Essa rivalidade e crescente desumanização/ coisificação das pessoas e endeusamento do dinheiro, como principal fundamento da vida, aprisiona tanto o miserável que vive nas ruas, como o empresário bem sucedido com dois, três carros do ano na garagem. Ambos, em extremidades diferentes acreditam que o que dá valor à vida deles é o dinheiro. Não é o trabalho, vejam bem, é o dinheiro. Tanto que muitas pessoas trabalham, mas não percebem o próprio valor ou a importância de sua atividade.

Não somente o trabalho, mas a constatação que se deve consumir (cada vez) mais, para afirmar o próprio valor. Consequentemente há um esvaziamento e ausência de espaço para transcendência ou mesmo transgressão o campo social, pretendendo-se uma homogeneização que acompanhe a globalização econômica, que como se vê, é muito mais que apenas a questão financeira: é a extinção das diferenças, da diversidade e da própria natureza humana, que como se sente, não é feliz o tempo todo, por mais dinheiro e por mais que possa consumir.
Aí, reside o aspecto original do livro de Maria Rita. Ela tem acompanhado acampamentos do Movimento Sem Terra, na qual observou que o sofrimento apresentado a ela era de outra ordem. Essa diferenciação se engendra no entorno coletivo, na experiência da fraternidade e na valorização das pessoas por outros modos que não os ditados pelo capital e até mesmo nos conflitos experimentados e sentidos. Nesse ponto do livro, lembrei-me da história de Madre Tereza de Calcutá contada pelo padre Brian Kolodiejchuk Madre Teresa — Venha, seja minha luz. Nesse livro, o padre afirma que Madre Tereza passou 3 anos de sua vida, em profunda crise com a existência de Deus, com noites em claro, sensação de vazio, choro e todos os desconfortos que qualquer crise costuma trazer, superando-a no entanto, e reforçando sua fé e vocação religiosa

. Se ao invés disso, ela tivesse simplesmente passado por um psiquiatra de rede pública, com 5 minutos para atende-la e ela descrevesse esses sintomas, rapidamente se diagnosticaria uma depressão, devidamente medicada por algum antidepressivo. Nesse processo, não haveria o enriquecimento advindo do trabalho psíquico de elaborar e aprender com a experiência.

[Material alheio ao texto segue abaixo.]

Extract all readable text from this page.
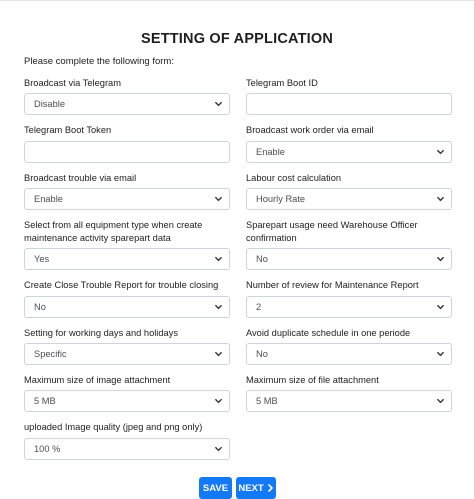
SETTING OF APPLICATION
Please complete the following form:
Broadcast via Telegram
Disable
Telegram Boot ID
Telegram Boot Token	Broadcast work order via email
Enable
Broadcast trouble via email
Enable
Labour cost calculation
Hourly Rate
Select from all equipment type when create
maintenance activity sparepart data
Yes
Sparepart usage need Warehouse Officer
confirmation
No
Create Close Trouble Report for trouble closing
No
Number of review for Maintenance Report
2
Setting for working days and holidays
Specific
Avoid duplicate schedule in one periode
No
Maximum size of image attachment
5 MB
Maximum size of file attachment
5 MB
uploaded Image quality (jpeg and png only)
100 %
SAVE NEXT
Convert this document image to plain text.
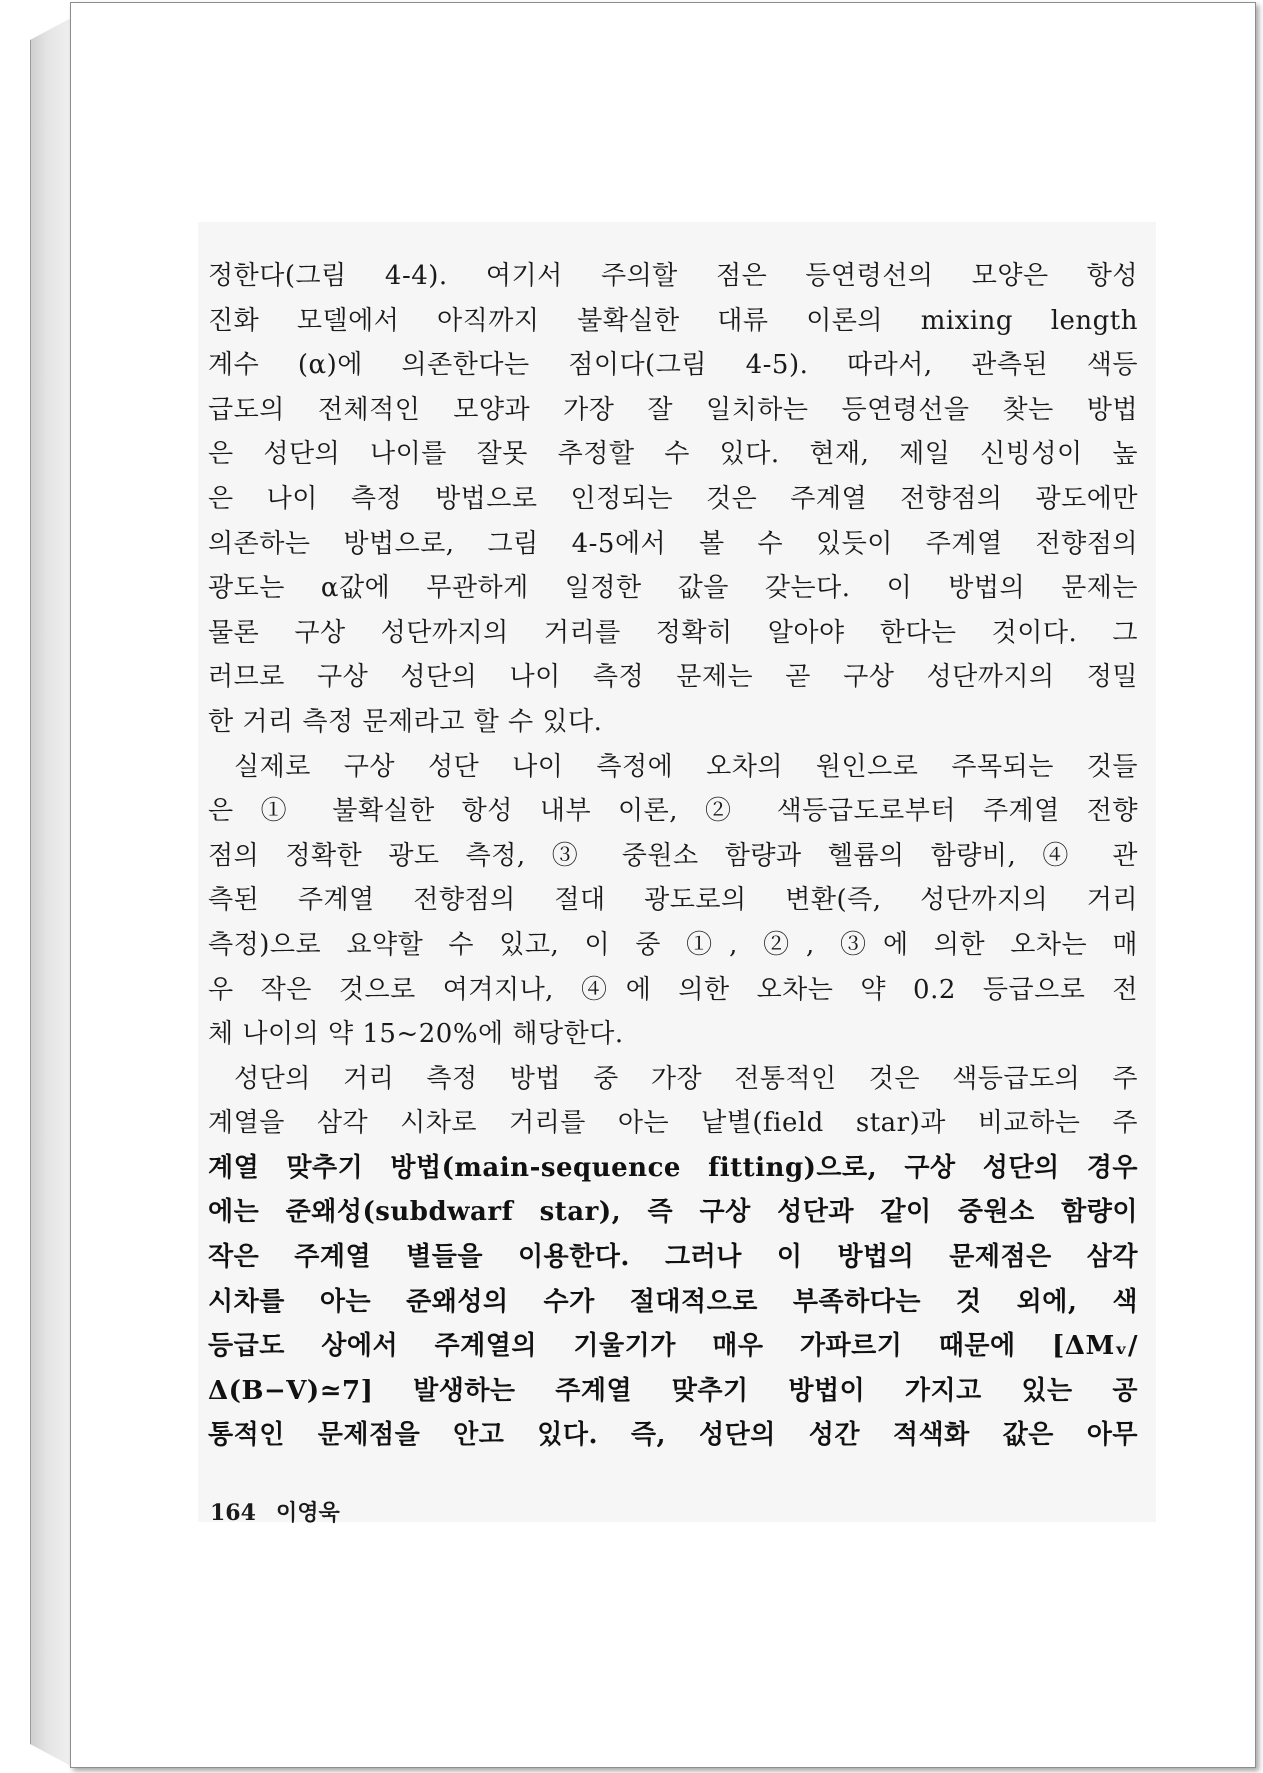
정한다(그림 4-4). 여기서 주의할 점은 등연령선의 모양은 항성
진화 모델에서 아직까지 불확실한 대류 이론의 mixing length
계수 (α)에 의존한다는 점이다(그림 4-5). 따라서, 관측된 색등
급도의 전체적인 모양과 가장 잘 일치하는 등연령선을 찾는 방법
은 성단의 나이를 잘못 추정할 수 있다. 현재, 제일 신빙성이 높
은 나이 측정 방법으로 인정되는 것은 주계열 전향점의 광도에만
의존하는 방법으로, 그림 4-5에서 볼 수 있듯이 주계열 전향점의
광도는 α값에 무관하게 일정한 값을 갖는다. 이 방법의 문제는
물론 구상 성단까지의 거리를 정확히 알아야 한다는 것이다. 그
러므로 구상 성단의 나이 측정 문제는 곧 구상 성단까지의 정밀
한 거리 측정 문제라고 할 수 있다.
실제로 구상 성단 나이 측정에 오차의 원인으로 주목되는 것들
은 ① 불확실한 항성 내부 이론, ② 색등급도로부터 주계열 전향
점의 정확한 광도 측정, ③ 중원소 함량과 헬륨의 함량비, ④ 관
측된 주계열 전향점의 절대 광도로의 변환(즉, 성단까지의 거리
측정)으로 요약할 수 있고, 이 중 ①, ②, ③에 의한 오차는 매
우 작은 것으로 여겨지나, ④에 의한 오차는 약 0.2 등급으로 전
체 나이의 약 15~20%에 해당한다.
성단의 거리 측정 방법 중 가장 전통적인 것은 색등급도의 주
계열을 삼각 시차로 거리를 아는 낱별(field star)과 비교하는 주
계열 맞추기 방법(main-sequence fitting)으로, 구상 성단의 경우
에는 준왜성(subdwarf star), 즉 구상 성단과 같이 중원소 함량이
작은 주계열 별들을 이용한다. 그러나 이 방법의 문제점은 삼각
시차를 아는 준왜성의 수가 절대적으로 부족하다는 것 외에, 색
등급도 상에서 주계열의 기울기가 매우 가파르기 때문에 [ΔMᵥ/
Δ(B−V)≃7] 발생하는 주계열 맞추기 방법이 가지고 있는 공
통적인 문제점을 안고 있다. 즉, 성단의 성간 적색화 값은 아무
164 이영욱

Não se trata de uma ode ao sofrimento ou a dor, mas uma resignifcação do sofrimento, que na sociedade atual não pode se manifestar, porque a ordem social é do querer parecer que se tem e do querer parecer que se é. Essa cobrança por rendimento é tamanha que eu mesmo, não raramente, me deparo com pais em busca de ajuda para seus filhos que foram mal nos exames escolares. Certa vez foi preciso muita conversa com a mãe para que ela entendesse que seu filho não era disléxico ou estava com grandes problemas de aprendizado. Ele apenas não havia estudado. E não havia estudado porque havia tido aula de inglês, de informática, de judô e prova de matemática na mesma semana. A superagenda do adulto está cada vez mais presente na vida das crianças. E na adolescência? Como se escapa desse sistema de cobranças familiares e sociais? Ou via superação, o que é desumanamente exigente e difícil ou via entorpecimento. É preciso falar do aumento de consumo de drogas entre adolescentes? E adultos? Que drogas tomam? Várias! Desde o falado antidepressivo para não desanimar e chorar (mesmo que o momento peça isso, como o luto por exemplo), passando pelas cervejadas para comemorar o fim da semana na sexta feira ou a televisão entorpecedora no domingo, porque ouvir certos slogans televisivos no domingo é claramente captado como um deprimente sinal que é hora de voltar para a correria. Correr para que e para onde mesmo?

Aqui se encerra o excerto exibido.